AlliedOffsets Corporate Buyers Spotlight: April

Written by Anton Root | May 6, 2026 2:02:12 PM

This month, we take a closer look at Amazon, a major corporate buyer with a well-established presence in the market and a growing role in voluntary carbon markets. Combining AlliedOffsets data with wider research, we explore how its VCM activity, credit preferences, and decarbonization strategy have evolved over time. 

 

Buyer Spotlight

 

 

Amazon retired over 150,000 credits in April, the company’s most prolific month to date when it comes to carbon credit usage.

Furthermore, it announced two offtake deals. First, it agreed to purchase 685,000 from Indian rice projects. The deal is with The Good Rice Alliance, a partnership between Bayer, Shell, and GenZero, which will see Amazon purchase credits from a project that sees 13,000 farmers change their practices in order to reduce methane emissions from rice cultivation.

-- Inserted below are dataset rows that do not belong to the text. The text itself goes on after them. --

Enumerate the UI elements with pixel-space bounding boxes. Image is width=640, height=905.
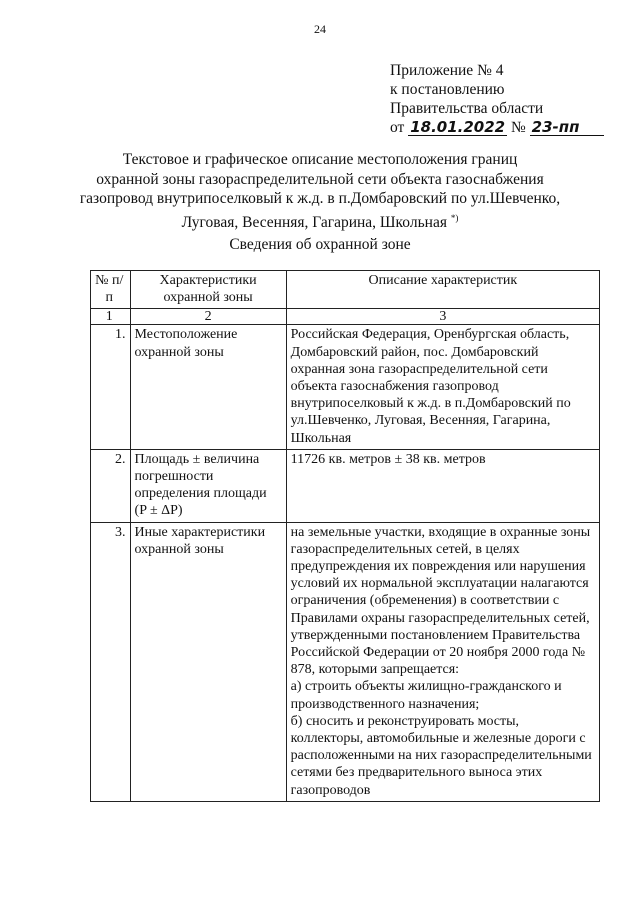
row-num: 1. <box>91 325 131 449</box>
column-number: 1 <box>91 309 131 325</box>
protection-zone-table <box>90 270 600 802</box>
table-row <box>91 522 600 801</box>
number-label: № <box>510 119 526 136</box>
row-characteristic: Площадь ± величина погрешности определения площади (P ± ΔP) <box>130 449 286 522</box>
restriction-item-b: б) сносить и реконструировать мосты, коллекторы, автомобильные и железные дороги с расположенными на них газораспределительными сетями без предварительного выноса этих газопроводов <box>290 713 592 798</box>
appendix-date-line <box>390 118 604 137</box>
table-header-row <box>91 271 600 309</box>
title-line-4: Луговая, Весенняя, Гагарина, Школьная <box>181 213 447 231</box>
row-description: на земельные участки, входящие в охранные зоны газораспределительных сетей, в целях предупреждения их повреждения или нарушения условий их нормальной эксплуатации налагаются ограничения (обременения) в соответствии с Правилами охраны газораспределительных сетей, утвержденными постановлением Правительства Российской Федерации от 20 ноября 2000 года № 878, которыми запрещается: <box>290 524 591 678</box>
column-number: 3 <box>286 309 599 325</box>
row-num: 2. <box>91 449 131 522</box>
row-characteristic: Местоположение охранной зоны <box>130 325 286 449</box>
table-row <box>91 325 600 449</box>
column-number-row <box>91 309 600 325</box>
section-subtitle: Сведения об охранной зоне <box>229 236 411 253</box>
row-num: 3. <box>91 522 131 801</box>
from-label: от <box>390 119 405 136</box>
header-description: Описание характеристик <box>286 271 599 309</box>
title-line-2: охранной зоны газораспределительной сети объекта газоснабжения <box>96 170 544 188</box>
appendix-line-3: Правительства области <box>390 100 544 117</box>
title-line-4-wrap <box>0 209 640 233</box>
appendix-line-1: Приложение № 4 <box>390 62 504 79</box>
appendix-block <box>390 61 604 137</box>
page-number: 24 <box>314 22 326 36</box>
handwritten-date: 18.01.2022 <box>410 118 506 136</box>
title-line-1: Текстовое и графическое описание местоположения границ <box>122 151 518 168</box>
appendix-line-2: к постановлению <box>390 81 505 98</box>
column-number: 2 <box>130 309 286 325</box>
row-description: 11726 кв. метров ± 38 кв. метров <box>286 449 599 522</box>
row-characteristic: Иные характеристики охранной зоны <box>130 522 286 801</box>
header-characteristic: Характеристики охранной зоны <box>130 271 286 309</box>
restriction-item-a: а) строить объекты жилищно-гражданского и производственного назначения; <box>290 679 562 712</box>
footnote-mark: *) <box>450 212 459 223</box>
document-title <box>0 150 640 232</box>
title-line-3: газопровод внутрипоселковый к ж.д. в п.Домбаровский по ул.Шевченко, <box>79 190 561 207</box>
table-row <box>91 449 600 522</box>
handwritten-number: 23-пп <box>530 119 604 136</box>
row-description: Российская Федерация, Оренбургская область, Домбаровский район, пос. Домбаровский охранная зона газораспределительной сети объекта газоснабжения газопровод внутрипоселковый к ж.д. в п.Домбаровский по ул.Шевченко, Луговая, Весенняя, Гагарина, Школьная <box>286 325 599 449</box>
header-num: № п/п <box>91 271 131 309</box>
row-description-cell <box>286 522 599 801</box>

The second offtake will see Amazon source credits from a spekboom restoration project in South Africa (VCS5027). The project is financed in part by a World Bank impact bond, with Amazon serving as an anchor buyer, committing to a fixed price offtake over the course of more than 10 years. This provides the project predictable cashflows, allowing it to use the agreement to raise further funding from the World Bank.

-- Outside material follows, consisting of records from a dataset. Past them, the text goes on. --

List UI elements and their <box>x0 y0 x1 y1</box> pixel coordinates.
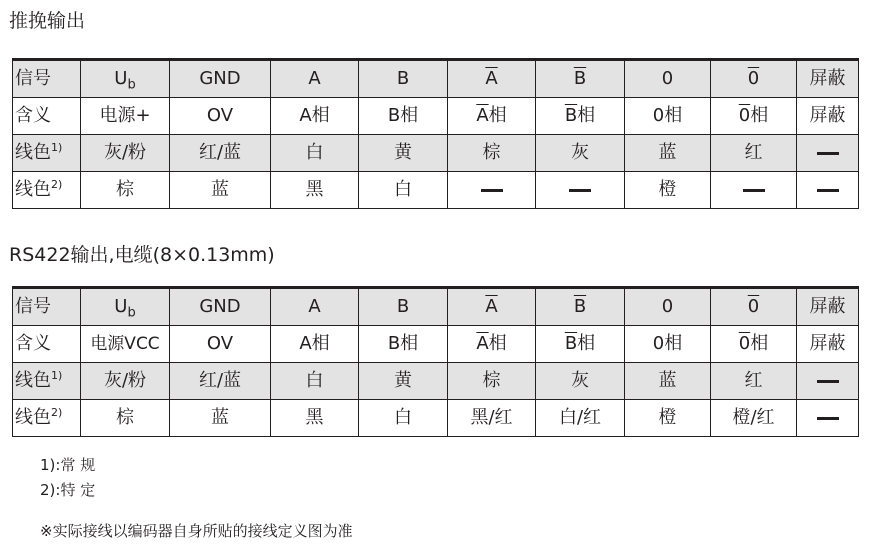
table-cell: 蓝 <box>170 400 271 437</box>
row-label-meaning: 含义 <box>13 326 81 363</box>
table-cell: 0相 <box>711 326 797 363</box>
table-cell: 黑 <box>271 400 359 437</box>
table-cell: 0相 <box>625 98 711 135</box>
table-cell: 0相 <box>711 98 797 135</box>
table-cell: A相 <box>271 98 359 135</box>
table-cell <box>797 135 859 172</box>
dash-icon <box>817 189 839 192</box>
cell-b: B <box>359 288 448 326</box>
table-cell: 黄 <box>359 135 448 172</box>
table-cell: 灰/粉 <box>81 135 170 172</box>
section-title-push-pull: 推挽输出 <box>9 10 86 32</box>
cell-ub: $U_b$ <box>81 288 170 326</box>
table-cell: 白 <box>359 400 448 437</box>
dash-icon <box>481 189 503 192</box>
table-cell: 棕 <box>81 172 170 209</box>
table-row-signal <box>13 60 859 98</box>
table-row-color-standard <box>13 363 859 400</box>
table-cell: 白 <box>359 172 448 209</box>
table-cell: 红 <box>711 363 797 400</box>
table-cell: 红 <box>711 135 797 172</box>
table-cell: 黑/红 <box>448 400 536 437</box>
cell-zero-inverted: 0 <box>711 288 797 326</box>
table-cell <box>797 363 859 400</box>
cell-zero: 0 <box>625 288 711 326</box>
cell-ub: $U_b$ <box>81 60 170 98</box>
dash-icon <box>569 189 591 192</box>
dash-icon <box>817 152 839 155</box>
row-label-color: 线色$^{2)}$ <box>13 400 81 437</box>
cell-a: A <box>271 60 359 98</box>
table-cell: $\overline{A}$相 <box>448 98 536 135</box>
table-cell: 屏蔽 <box>797 326 859 363</box>
cell-shield: 屏蔽 <box>797 60 859 98</box>
table-cell: $\overline{B}$相 <box>536 98 625 135</box>
dash-icon <box>817 380 839 383</box>
table-cell: A相 <box>271 326 359 363</box>
table-cell: 黑 <box>271 172 359 209</box>
footnote-special: 2):特 定 <box>40 481 96 499</box>
table-cell: 棕 <box>81 400 170 437</box>
table-row-color-standard <box>13 135 859 172</box>
row-label-signal: 信号 <box>13 60 81 98</box>
table-cell: 橙 <box>625 172 711 209</box>
table-cell: 棕 <box>448 363 536 400</box>
row-label-color: 线色$^{1)}$ <box>13 363 81 400</box>
section-title-rs422: RS422输出,电缆(8×0.13mm) <box>9 244 275 266</box>
table-cell: 蓝 <box>170 172 271 209</box>
footnote-standard: 1):常 规 <box>40 456 96 474</box>
table-cell: 屏蔽 <box>797 98 859 135</box>
wiring-table-push-pull <box>12 58 859 209</box>
table-cell: 灰 <box>536 135 625 172</box>
wiring-table-rs422 <box>12 286 859 437</box>
table-cell: 白/红 <box>536 400 625 437</box>
table-cell: 灰 <box>536 363 625 400</box>
cell-b-inverted: $\overline{B}$ <box>536 288 625 326</box>
table-cell: 红/蓝 <box>170 363 271 400</box>
table-cell: 橙/红 <box>711 400 797 437</box>
cell-b: B <box>359 60 448 98</box>
cell-a-inverted: $\overline{A}$ <box>448 60 536 98</box>
table-cell: OV <box>170 326 271 363</box>
cell-a: A <box>271 288 359 326</box>
table-cell: $\overline{A}$相 <box>448 326 536 363</box>
table-cell: 0相 <box>625 326 711 363</box>
table-cell: 蓝 <box>625 135 711 172</box>
table-cell <box>448 172 536 209</box>
table-cell: 白 <box>271 363 359 400</box>
table-cell: 红/蓝 <box>170 135 271 172</box>
cell-shield: 屏蔽 <box>797 288 859 326</box>
dash-icon <box>817 417 839 420</box>
table-row-color-special <box>13 172 859 209</box>
table-cell: 灰/粉 <box>81 363 170 400</box>
table-cell <box>797 172 859 209</box>
row-label-color: 线色$^{2)}$ <box>13 172 81 209</box>
table-row-color-special <box>13 400 859 437</box>
wiring-note: ※实际接线以编码器自身所贴的接线定义图为准 <box>40 522 353 540</box>
row-label-signal: 信号 <box>13 288 81 326</box>
table-cell <box>797 400 859 437</box>
cell-a-inverted: $\overline{A}$ <box>448 288 536 326</box>
table-cell: B相 <box>359 326 448 363</box>
row-label-meaning: 含义 <box>13 98 81 135</box>
table-cell: 棕 <box>448 135 536 172</box>
cell-zero-inverted: 0 <box>711 60 797 98</box>
table-cell: 蓝 <box>625 363 711 400</box>
table-cell: 电源VCC <box>81 326 170 363</box>
dash-icon <box>743 189 765 192</box>
table-cell: 橙 <box>625 400 711 437</box>
table-cell: B相 <box>359 98 448 135</box>
table-row-meaning <box>13 98 859 135</box>
row-label-color: 线色$^{1)}$ <box>13 135 81 172</box>
cell-gnd: GND <box>170 288 271 326</box>
cell-b-inverted: $\overline{B}$ <box>536 60 625 98</box>
table-cell: 黄 <box>359 363 448 400</box>
table-cell <box>711 172 797 209</box>
table-cell: 白 <box>271 135 359 172</box>
table-row-meaning <box>13 326 859 363</box>
cell-gnd: GND <box>170 60 271 98</box>
table-cell: $\overline{B}$相 <box>536 326 625 363</box>
table-row-signal <box>13 288 859 326</box>
table-cell: 电源+ <box>81 98 170 135</box>
cell-zero: 0 <box>625 60 711 98</box>
table-cell <box>536 172 625 209</box>
table-cell: OV <box>170 98 271 135</box>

Turning back to the credits retired in April, Amazon has retired credits from two Tradewater projects that source ozone-depleting substances from the Middle East and transfer them to facilities in Europe to be destroyed. Both projects are CCP-tagged.

Amazon’s activity in the month aligns with the increasingly popular superpollutant plus removal portfolio, with the retired credits and the methane reduction offtake being in the superpollutant category, while the spekboom credits are nature-based removal.

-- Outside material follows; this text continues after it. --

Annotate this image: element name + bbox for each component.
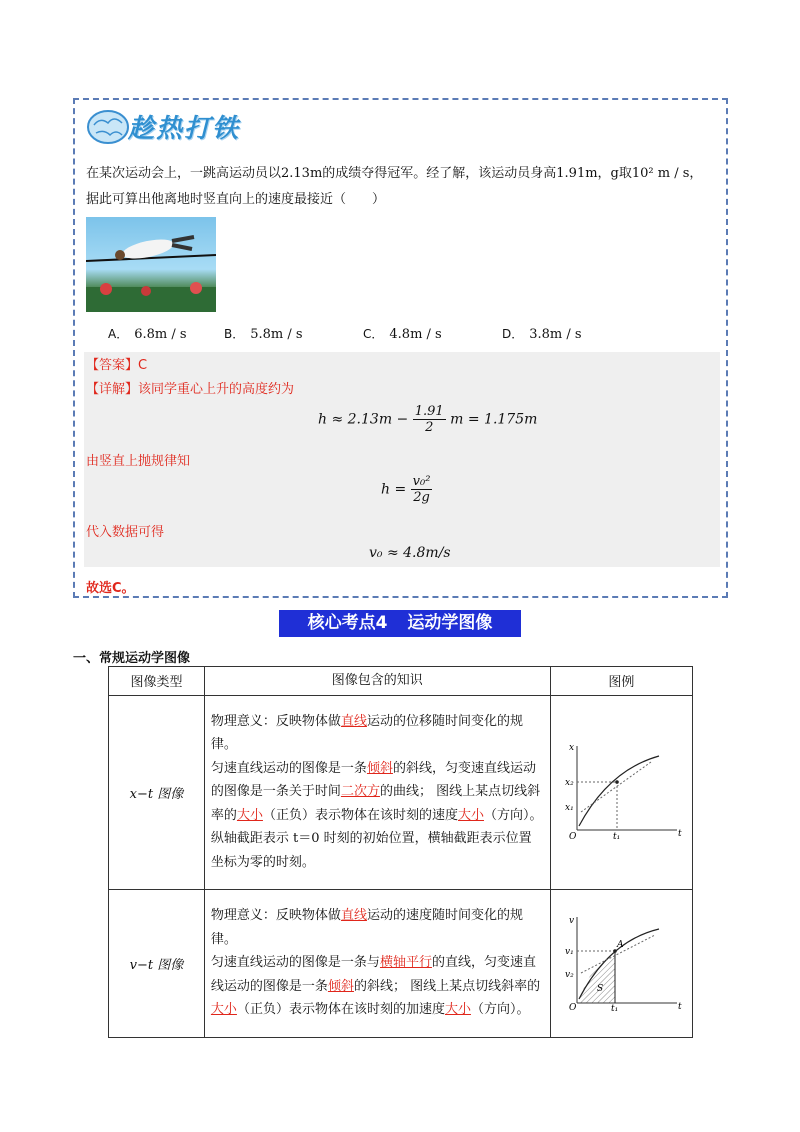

Amazon has been involved in the VCM for some time, though April was its busiest month yet for VCM buying activity.

 

Amazon had previously purchased direct air capture credits from 1PointFive, and a year ago, it launched its carbon credit service, offering credits to companies it works with. It has also worked with Verra to launch the ABACUS certification for ARR credits using the VM0047 methodology. (As of now, no credits have been ABACUS-tagged, due to the limited supply of VM0047 credits available – the first credits were only issued in the last week.)

With one US tech firm signaling that it is slowing down its VCM activity, Amazon’s leaning in comes just at the right time for a market in need of positive news.